Red-tape hell is where I am finding myself. Well, maybe it’s not truly red tape, but it’s all the little things that I must do—fill out this form, fill out that form, student forms, parent forms, office forms, district forms. Hello! When am I supposed to teach? I know it’s not as bad as I am making it, but there are so many things that the teachers are required to do, things that have nothing—absolutely nothing—to do with my job. I imagine I will eventually get used to it. I’ve really begun to see how good I had it at my last school, though. My principal made sure that we were given the time to teach. He didn’t make us do a lot of the unnecessary paperwork that many other schools have to do. I knew I had it good then, but I am even more aware of it now!

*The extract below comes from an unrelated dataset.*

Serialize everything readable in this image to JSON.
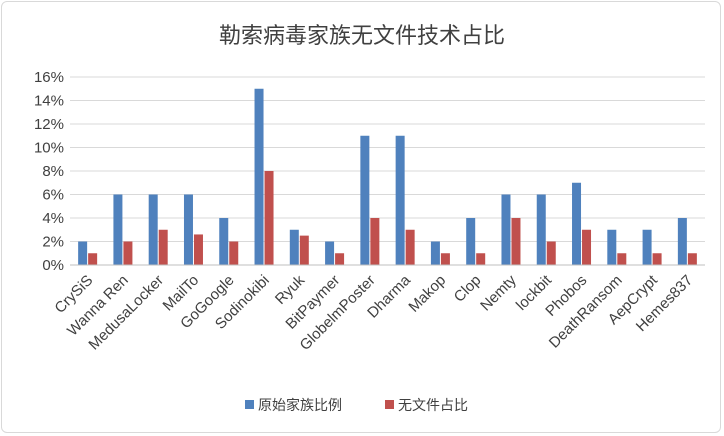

And the meetings! Oh my gosh. I have been put on committees that I don’t even want to be on. I was just put on them, without my consent. That doesn’t make me happy. If I’m required to be on a committee, I would rather have had the opportunity to choose which committee on which I would have liked to serve. I mean, really! I was put on the Science Committee. Science?!?! I hate Science. I don’t do well in Science. I can’t imagine that I’ll have much to offer. But, as I am a good person and a good employee, I will do the best darn job that I can. Hrrrmmphfff!
The thing that I’ve had the most difficulty adjusting to is the fact that some of kids are gone from the morning until about 1:20 PM. What that means is that I don’t have all of my students until 1:20. I’m not used to not having my students. I am struggling, quite honestly, with my schedule. I keep reworking things to best utilize the time that I do have them all. Someday I think I’ll have it worked out. ;-)
Life is not all bad for me right now, though. I still love my job just as much as I did before. It’s just different at this time. I will eventually get used to all the changes in my life, and all will be good!
I really do have the best job in the world! I am truly enjoying my students. They are willing to learn, and they seem to really like me as their teacher. That’s always a plus. I am still having the same challenge that I did last year with the talking, though. It’s something that has weighed on me heavily because I am beginning to realize that it’s my flaw. It’s something that I need to resolve and figure out. However, I think I do have a handle on it finally. We shall see. Heh.
Report cards are due this week. I’m still trying to get all the grades into my gradebook, and I don’t have enough grades for every subject. (I need to have at least ten grades per subject, which is not easy when we only do Science OR Social Studies at one time, not both.) I will try to make some time for me, though. It’s important to do that before I completely fall apart. ;-)
Anyway, this is the reason for my long absence here in my journal. Although I have had so much to say, I’ve just not had the energy to sit down and get it out. Besides, I feel like I say the same things over and over again. Do I? Or is it just me, I wonder.